Asian Citrus Chicken

I’ve been working on finding creative ways to add more citrus to cooking. This was a delicious combination of citrus with salty flavors. Enjoy!

RECIPE CARD

TIME TO COOK: about 30 minutes (plus two hours to marinate!)

INSTRUCTIONS: CHICKEN MARINATION

  • 1 lb chicken (cut in 1 inch pieces)

  • 2 tbsp orange juice

  • 1 ½ tsp coconut aminos

  • 1 tsp pepper

  • 1 tsp garlic

  • 1 tsp ginger

  • Salt

     

INGREDIENTS: SAUCE

  • 1/3 cup fresh juice from an orange

  • ¼ cup soy sauce

  • 1 tbsp rice vinegar

  • 5 tbsp coconut aminos

  • ½ tbsp orange zest

  • 1 tsp ginger

  • ½ tsp red chili flakes

  • 1 tbsp sesame seeds

  • ½ tbsp honey

INGREDIENTS: TOPPINGS

  • ½ cup chopped green onions

  • 2 cups broccoli

  • 1 cup green beans

  • 1-2 cups uncooked rice

 

INSTRUCTIONS

  1. In an airtight container, combine all ingredients under “INGREDIENTS: CHICKEN MARINATION”. Allow to marinate for two hours.

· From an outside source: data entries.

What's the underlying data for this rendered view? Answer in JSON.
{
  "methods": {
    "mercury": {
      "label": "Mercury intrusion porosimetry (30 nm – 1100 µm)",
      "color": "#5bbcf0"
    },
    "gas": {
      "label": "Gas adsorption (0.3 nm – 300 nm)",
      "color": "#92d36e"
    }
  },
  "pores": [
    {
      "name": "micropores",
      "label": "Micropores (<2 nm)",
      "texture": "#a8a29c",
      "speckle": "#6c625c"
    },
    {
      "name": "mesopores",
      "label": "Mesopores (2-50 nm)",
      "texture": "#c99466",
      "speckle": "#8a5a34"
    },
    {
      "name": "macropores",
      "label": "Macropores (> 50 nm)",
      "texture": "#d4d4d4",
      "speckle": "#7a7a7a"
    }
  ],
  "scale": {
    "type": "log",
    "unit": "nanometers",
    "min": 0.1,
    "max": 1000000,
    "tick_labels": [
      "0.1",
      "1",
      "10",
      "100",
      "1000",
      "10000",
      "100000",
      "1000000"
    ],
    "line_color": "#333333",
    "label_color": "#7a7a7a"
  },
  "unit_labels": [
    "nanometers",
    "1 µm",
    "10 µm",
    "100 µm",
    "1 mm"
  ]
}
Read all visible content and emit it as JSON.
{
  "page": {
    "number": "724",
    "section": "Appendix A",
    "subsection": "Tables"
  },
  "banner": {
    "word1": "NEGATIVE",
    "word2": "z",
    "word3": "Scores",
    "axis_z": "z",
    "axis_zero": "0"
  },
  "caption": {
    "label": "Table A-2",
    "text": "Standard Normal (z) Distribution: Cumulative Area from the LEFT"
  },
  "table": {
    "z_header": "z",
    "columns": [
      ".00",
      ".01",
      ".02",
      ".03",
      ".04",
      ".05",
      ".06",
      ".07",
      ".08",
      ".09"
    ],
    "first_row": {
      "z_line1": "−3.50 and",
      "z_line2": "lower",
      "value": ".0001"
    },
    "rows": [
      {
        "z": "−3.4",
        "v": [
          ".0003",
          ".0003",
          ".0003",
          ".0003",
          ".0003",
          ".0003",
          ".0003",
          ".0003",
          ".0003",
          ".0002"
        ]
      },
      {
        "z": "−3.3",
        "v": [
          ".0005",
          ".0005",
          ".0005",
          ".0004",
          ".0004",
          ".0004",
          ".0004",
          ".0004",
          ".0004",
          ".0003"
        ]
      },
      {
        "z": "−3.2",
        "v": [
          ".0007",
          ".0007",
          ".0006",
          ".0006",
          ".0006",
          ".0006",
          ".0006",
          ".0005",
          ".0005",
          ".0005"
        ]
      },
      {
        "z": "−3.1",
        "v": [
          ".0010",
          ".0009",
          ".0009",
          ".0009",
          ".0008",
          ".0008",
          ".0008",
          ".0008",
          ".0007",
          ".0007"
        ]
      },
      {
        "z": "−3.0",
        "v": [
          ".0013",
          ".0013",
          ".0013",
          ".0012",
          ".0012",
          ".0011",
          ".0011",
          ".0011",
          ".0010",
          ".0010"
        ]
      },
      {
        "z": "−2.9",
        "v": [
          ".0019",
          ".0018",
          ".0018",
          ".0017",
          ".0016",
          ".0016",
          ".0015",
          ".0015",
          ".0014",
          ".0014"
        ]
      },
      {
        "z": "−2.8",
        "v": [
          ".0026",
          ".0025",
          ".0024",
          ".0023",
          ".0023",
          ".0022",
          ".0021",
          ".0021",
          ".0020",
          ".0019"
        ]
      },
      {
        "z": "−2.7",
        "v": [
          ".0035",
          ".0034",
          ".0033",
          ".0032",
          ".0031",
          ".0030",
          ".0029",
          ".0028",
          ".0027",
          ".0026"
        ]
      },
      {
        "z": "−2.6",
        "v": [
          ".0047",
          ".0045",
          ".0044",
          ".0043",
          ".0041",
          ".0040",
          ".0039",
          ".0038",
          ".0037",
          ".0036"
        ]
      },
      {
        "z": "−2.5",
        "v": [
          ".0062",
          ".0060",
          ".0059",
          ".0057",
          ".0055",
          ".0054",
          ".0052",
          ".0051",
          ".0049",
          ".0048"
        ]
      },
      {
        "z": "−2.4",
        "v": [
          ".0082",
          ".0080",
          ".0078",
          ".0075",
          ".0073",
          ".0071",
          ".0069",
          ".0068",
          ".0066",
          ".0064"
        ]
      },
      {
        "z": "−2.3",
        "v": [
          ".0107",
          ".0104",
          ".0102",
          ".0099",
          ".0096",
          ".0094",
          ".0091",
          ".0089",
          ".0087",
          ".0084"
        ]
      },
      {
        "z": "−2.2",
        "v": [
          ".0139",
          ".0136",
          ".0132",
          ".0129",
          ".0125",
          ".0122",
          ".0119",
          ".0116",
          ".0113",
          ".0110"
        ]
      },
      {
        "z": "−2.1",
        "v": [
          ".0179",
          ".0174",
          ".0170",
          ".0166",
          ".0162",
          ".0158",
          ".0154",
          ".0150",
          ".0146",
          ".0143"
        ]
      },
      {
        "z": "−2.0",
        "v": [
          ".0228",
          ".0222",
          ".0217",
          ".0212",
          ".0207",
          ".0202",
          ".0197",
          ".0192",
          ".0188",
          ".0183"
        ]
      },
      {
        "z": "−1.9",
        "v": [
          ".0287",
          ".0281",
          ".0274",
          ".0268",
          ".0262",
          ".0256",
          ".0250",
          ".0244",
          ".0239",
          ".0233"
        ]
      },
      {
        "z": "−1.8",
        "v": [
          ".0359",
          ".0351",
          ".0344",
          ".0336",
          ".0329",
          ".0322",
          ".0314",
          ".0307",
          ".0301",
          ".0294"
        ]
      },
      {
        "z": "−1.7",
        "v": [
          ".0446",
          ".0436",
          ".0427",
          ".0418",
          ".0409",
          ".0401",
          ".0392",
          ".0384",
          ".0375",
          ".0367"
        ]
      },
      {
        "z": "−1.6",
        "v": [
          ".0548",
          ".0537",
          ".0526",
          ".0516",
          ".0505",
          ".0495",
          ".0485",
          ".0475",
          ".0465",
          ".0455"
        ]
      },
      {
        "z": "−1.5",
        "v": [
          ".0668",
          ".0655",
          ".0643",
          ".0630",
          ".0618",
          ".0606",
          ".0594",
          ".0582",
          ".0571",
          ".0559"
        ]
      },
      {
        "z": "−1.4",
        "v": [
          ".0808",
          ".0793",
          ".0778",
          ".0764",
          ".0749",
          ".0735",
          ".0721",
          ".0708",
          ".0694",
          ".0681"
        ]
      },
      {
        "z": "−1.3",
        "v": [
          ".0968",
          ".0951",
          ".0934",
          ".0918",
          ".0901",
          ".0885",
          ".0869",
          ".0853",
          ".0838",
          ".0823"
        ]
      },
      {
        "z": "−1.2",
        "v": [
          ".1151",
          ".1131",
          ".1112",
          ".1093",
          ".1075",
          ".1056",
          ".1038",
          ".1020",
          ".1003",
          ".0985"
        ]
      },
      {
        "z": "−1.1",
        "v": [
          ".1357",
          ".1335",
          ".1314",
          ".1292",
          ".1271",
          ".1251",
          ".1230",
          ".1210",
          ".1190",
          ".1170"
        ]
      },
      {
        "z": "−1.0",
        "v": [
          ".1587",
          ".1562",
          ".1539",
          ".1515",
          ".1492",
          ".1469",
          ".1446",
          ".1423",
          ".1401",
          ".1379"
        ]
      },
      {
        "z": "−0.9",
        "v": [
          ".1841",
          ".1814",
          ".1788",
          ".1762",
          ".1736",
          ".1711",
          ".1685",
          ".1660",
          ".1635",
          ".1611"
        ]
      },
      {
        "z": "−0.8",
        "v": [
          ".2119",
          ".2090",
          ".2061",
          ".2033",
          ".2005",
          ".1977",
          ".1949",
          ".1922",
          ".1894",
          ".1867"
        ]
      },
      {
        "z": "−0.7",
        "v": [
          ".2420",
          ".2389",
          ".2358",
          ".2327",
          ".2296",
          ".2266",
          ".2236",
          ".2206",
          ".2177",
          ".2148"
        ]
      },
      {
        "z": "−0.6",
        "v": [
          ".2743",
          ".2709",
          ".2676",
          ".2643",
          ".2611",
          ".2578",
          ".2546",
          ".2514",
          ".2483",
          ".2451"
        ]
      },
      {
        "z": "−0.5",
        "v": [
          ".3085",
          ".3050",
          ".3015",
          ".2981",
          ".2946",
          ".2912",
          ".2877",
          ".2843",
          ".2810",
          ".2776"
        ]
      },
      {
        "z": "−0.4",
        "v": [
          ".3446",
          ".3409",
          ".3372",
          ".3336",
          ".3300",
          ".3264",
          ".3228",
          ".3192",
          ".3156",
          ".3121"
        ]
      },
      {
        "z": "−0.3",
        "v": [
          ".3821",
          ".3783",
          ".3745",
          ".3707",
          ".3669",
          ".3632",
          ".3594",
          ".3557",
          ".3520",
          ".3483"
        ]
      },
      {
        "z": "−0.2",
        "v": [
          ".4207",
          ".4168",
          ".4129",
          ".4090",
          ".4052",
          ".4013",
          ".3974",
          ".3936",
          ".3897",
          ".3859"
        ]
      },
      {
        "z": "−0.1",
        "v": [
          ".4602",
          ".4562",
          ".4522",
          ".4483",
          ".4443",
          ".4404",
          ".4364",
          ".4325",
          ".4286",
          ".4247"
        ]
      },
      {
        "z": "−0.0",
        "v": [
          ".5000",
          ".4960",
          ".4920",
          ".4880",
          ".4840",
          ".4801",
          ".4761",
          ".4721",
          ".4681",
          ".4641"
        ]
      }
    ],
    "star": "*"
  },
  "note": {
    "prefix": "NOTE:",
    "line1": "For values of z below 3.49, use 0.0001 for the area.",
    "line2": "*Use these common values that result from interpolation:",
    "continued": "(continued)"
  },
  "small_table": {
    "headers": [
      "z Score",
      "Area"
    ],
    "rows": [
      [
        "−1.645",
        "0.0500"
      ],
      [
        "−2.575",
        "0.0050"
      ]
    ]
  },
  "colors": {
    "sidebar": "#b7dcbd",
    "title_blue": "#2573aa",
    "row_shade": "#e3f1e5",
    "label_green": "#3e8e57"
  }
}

  2. When the chicken has about 20 minutes left to marinate, cook rice according to package. Turn oven to 425F and line a small baking sheet with parchment paper.

  3. Combine all ingredients under “INGREDIENTS: SAUCE”.

  4. Toss the green beans and broccoli in ½ tbsp olive oil and put on baking sheet. Cook in oven for 12 minutes.

  5. Once chicken is done marinating, heat a medium saucepan with 1 tbsp olive oil on medium heat. Add chicken to pan with half of the sauce.

  6. Once the veggies are done, add to the sauce pan with the chicken. Add the remaining sauce to the pan.

  7. Continue cooking until chicken is thoroughly cooked, sauce thickens, and the veggies, sauce, and chicken are thoroughly combined.

  8. Serve with rice and chopped green onions!